If you lose a device, the data on that device is protected by OS-keyring-backed encryption. An attacker who obtains the device cannot read the database without first gaining access to the OS keyring (which typically requires your login credentials or biometric authentication). A secondary device that was syncing with the lost device retains its own local copy of the data.
shenas cannot restore data from a device you no longer have. There is no cloud backup of your personal records. This is a deliberate property of the architecture, not a missing feature.
What shenas protects against, and what it does not claim to protect against. Honest security documentation names both.
shenas does not transmit usage telemetry. The application maintains a local diagnostic log written to your own database for in-app trace and log views; nothing in that log leaves your device. No analytics calls, crash reports, feature-usage beacons, or identifiers are sent to shenas servers in the course of normal use.

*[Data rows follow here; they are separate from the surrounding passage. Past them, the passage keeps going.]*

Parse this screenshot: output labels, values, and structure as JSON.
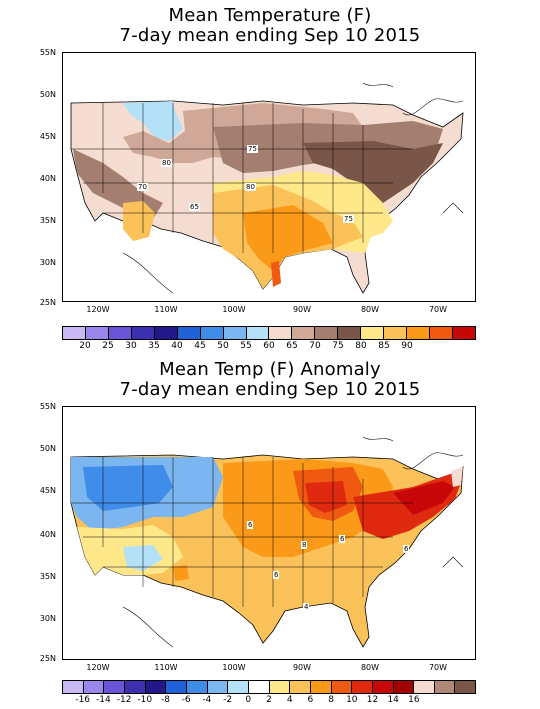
{
  "top_panel": {
    "title_line1": "Mean Temperature (F)",
    "title_line2": "7-day mean ending Sep 10 2015",
    "lat_labels": [
      "55N",
      "50N",
      "45N",
      "40N",
      "35N",
      "30N",
      "25N"
    ],
    "lon_labels": [
      "120W",
      "110W",
      "100W",
      "90W",
      "80W",
      "70W"
    ],
    "contour_labels": [
      "75",
      "80",
      "70",
      "65",
      "80",
      "75"
    ],
    "colorbar": {
      "labels": [
        "20",
        "25",
        "30",
        "35",
        "40",
        "45",
        "50",
        "55",
        "60",
        "65",
        "70",
        "75",
        "80",
        "85",
        "90"
      ],
      "colors": [
        "#c8b8f4",
        "#9b87ec",
        "#6a55d8",
        "#3c2fb0",
        "#22188a",
        "#1f62d8",
        "#3f8de8",
        "#7cb6f0",
        "#b4e0f8",
        "#f4dcd0",
        "#cfa898",
        "#a47e6e",
        "#7a5648",
        "#ffe88a",
        "#fcc25a",
        "#fb9a18",
        "#f05a10",
        "#c80808"
      ]
    }
  },
  "bottom_panel": {
    "title_line1": "Mean Temp (F) Anomaly",
    "title_line2": "7-day mean ending Sep 10 2015",
    "lat_labels": [
      "55N",
      "50N",
      "45N",
      "40N",
      "35N",
      "30N",
      "25N"
    ],
    "lon_labels": [
      "120W",
      "110W",
      "100W",
      "90W",
      "80W",
      "70W"
    ],
    "contour_labels": [
      "6",
      "6",
      "8",
      "6",
      "6",
      "4"
    ],
    "colorbar": {
      "labels": [
        "-16",
        "-14",
        "-12",
        "-10",
        "-8",
        "-6",
        "-4",
        "-2",
        "0",
        "2",
        "4",
        "6",
        "8",
        "10",
        "12",
        "14",
        "16"
      ],
      "colors": [
        "#c8b8f4",
        "#9b87ec",
        "#6a55d8",
        "#3c2fb0",
        "#22188a",
        "#1f62d8",
        "#3f8de8",
        "#7cb6f0",
        "#b4e0f8",
        "#ffffff",
        "#ffe88a",
        "#fcc25a",
        "#fb9a18",
        "#f05a10",
        "#e02a10",
        "#c80808",
        "#a00000",
        "#f4dcd0",
        "#b08878",
        "#7a5648"
      ]
    }
  }
}
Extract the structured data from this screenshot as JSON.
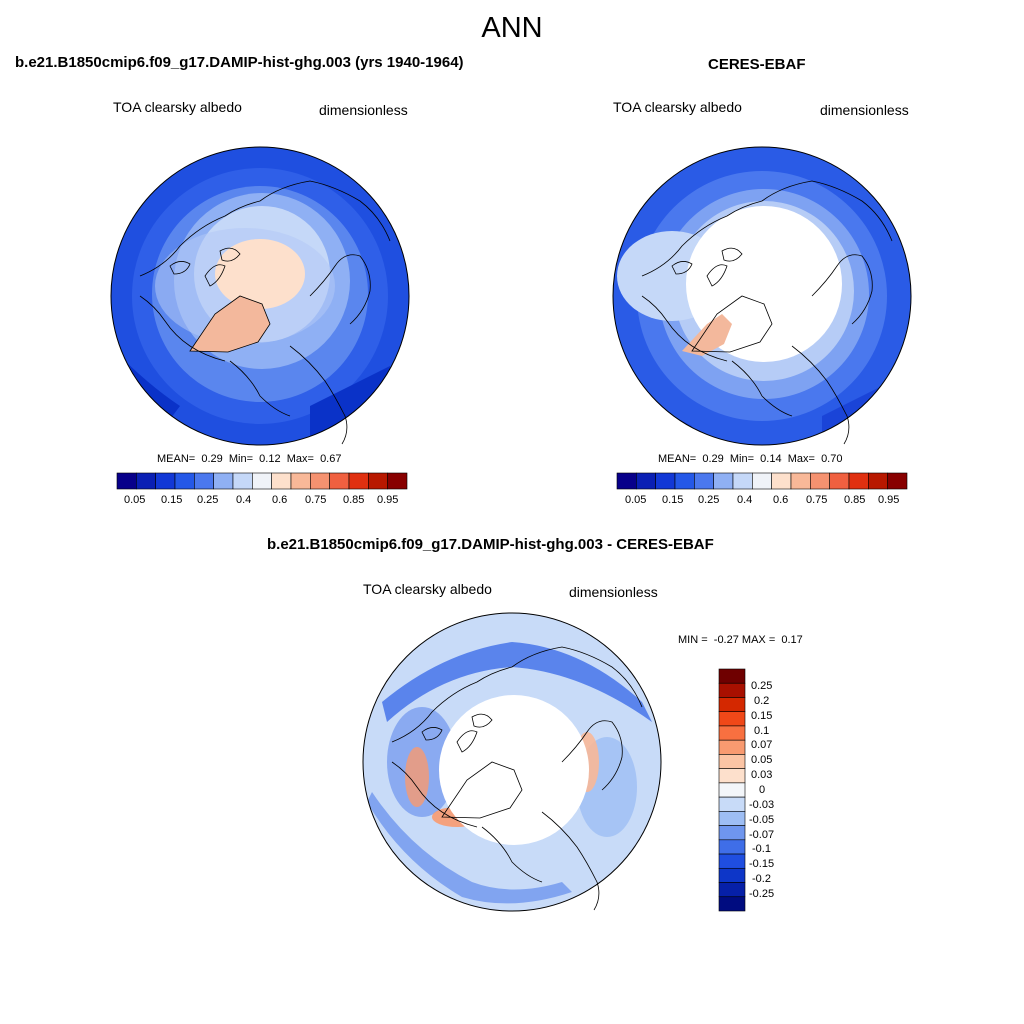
{
  "figure": {
    "title": "ANN"
  },
  "panels": [
    {
      "title": "b.e21.B1850cmip6.f09_g17.DAMIP-hist-ghg.003 (yrs 1940-1964)",
      "variable": "TOA clearsky albedo",
      "units": "dimensionless",
      "stats": {
        "mean_label": "MEAN=",
        "mean": "0.29",
        "min_label": "Min=",
        "min": "0.12",
        "max_label": "Max=",
        "max": "0.67"
      }
    },
    {
      "title": "CERES-EBAF",
      "variable": "TOA clearsky albedo",
      "units": "dimensionless",
      "stats": {
        "mean_label": "MEAN=",
        "mean": "0.29",
        "min_label": "Min=",
        "min": "0.14",
        "max_label": "Max=",
        "max": "0.70"
      }
    },
    {
      "title": "b.e21.B1850cmip6.f09_g17.DAMIP-hist-ghg.003 - CERES-EBAF",
      "variable": "TOA clearsky albedo",
      "units": "dimensionless",
      "stats": {
        "min_label": "MIN =",
        "min": "-0.27",
        "max_label": "MAX =",
        "max": "0.17"
      }
    }
  ],
  "colorbars": {
    "absolute": {
      "colors": [
        "#08008a",
        "#0a1fb4",
        "#1238d6",
        "#2458e8",
        "#4b78ee",
        "#8fb0f4",
        "#c5d8f8",
        "#f0f3f8",
        "#fde0cc",
        "#f8b898",
        "#f59270",
        "#f06040",
        "#e03010",
        "#b81800",
        "#880000"
      ],
      "ticks": [
        "0.05",
        "0.15",
        "0.25",
        "0.4",
        "0.6",
        "0.75",
        "0.85",
        "0.95"
      ]
    },
    "difference": {
      "colors": [
        "#6f0000",
        "#a81000",
        "#d42800",
        "#f04818",
        "#f87040",
        "#f89a70",
        "#fbc4a4",
        "#fde0cc",
        "#f3f6fa",
        "#c8dbf8",
        "#9ebef4",
        "#6f96ee",
        "#3f6ee8",
        "#1f4ee0",
        "#0d36c8",
        "#0620a8",
        "#000c80"
      ],
      "ticks": [
        "0.25",
        "0.2",
        "0.15",
        "0.1",
        "0.07",
        "0.05",
        "0.03",
        "0",
        "-0.03",
        "-0.05",
        "-0.07",
        "-0.1",
        "-0.15",
        "-0.2",
        "-0.25"
      ]
    }
  }
}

You can verify this by running shenas behind a local network
proxy and inspecting outbound traffic. The code is open
source; the relevant paths are
app/mesh/
for sync and registration,
app/fl/
for federated learning, and
app/telemetry/
for the local-only diagnostic exporters.
The network calls shenas makes during normal use — excluding data source sync, plugin install, model download, and optional features you explicitly enable — are the ones described in "What crosses the wire" above.
Client-side claims are grounded in code you can read and run. Server-side behavior can be verified by inspecting network traffic.
See app/db.py
for how DuckDB databases are opened with ENCRYPTION_KEY,
and app/database.py
for how keys are loaded from the OS keyring or derived from
user passwords.
See app/mesh/identity.py
for Ed25519 key generation and the information sent during
device registration (public key and device name only).
See app/mesh/relay_sync.py
for how sync events are encrypted before transmission and
how the relay handles opaque payloads.
See the CLI source in
shenasctl/
for how Ed25519 signatures are verified before a plugin wheel
is installed.
The core platform, sync layer, federated learning client, and CLI are published under an open-source licence at github.com/shenas-org/shenas. The server-side coordination and aggregation code (federated learning coordinator, sync relay) is not currently open source. Claims about server behavior can be verified by inspecting network traffic rather than server source.
If you find a security issue in shenas, please report it privately. Do not open a public GitHub issue for unpatched vulnerabilities. Use GitHub's private security advisory feature at github.com/shenas-org/shenas/security/advisories/new or email [email protected].
We aim to acknowledge reports within two business days and to publish a fix or mitigation within 90 days of confirmation.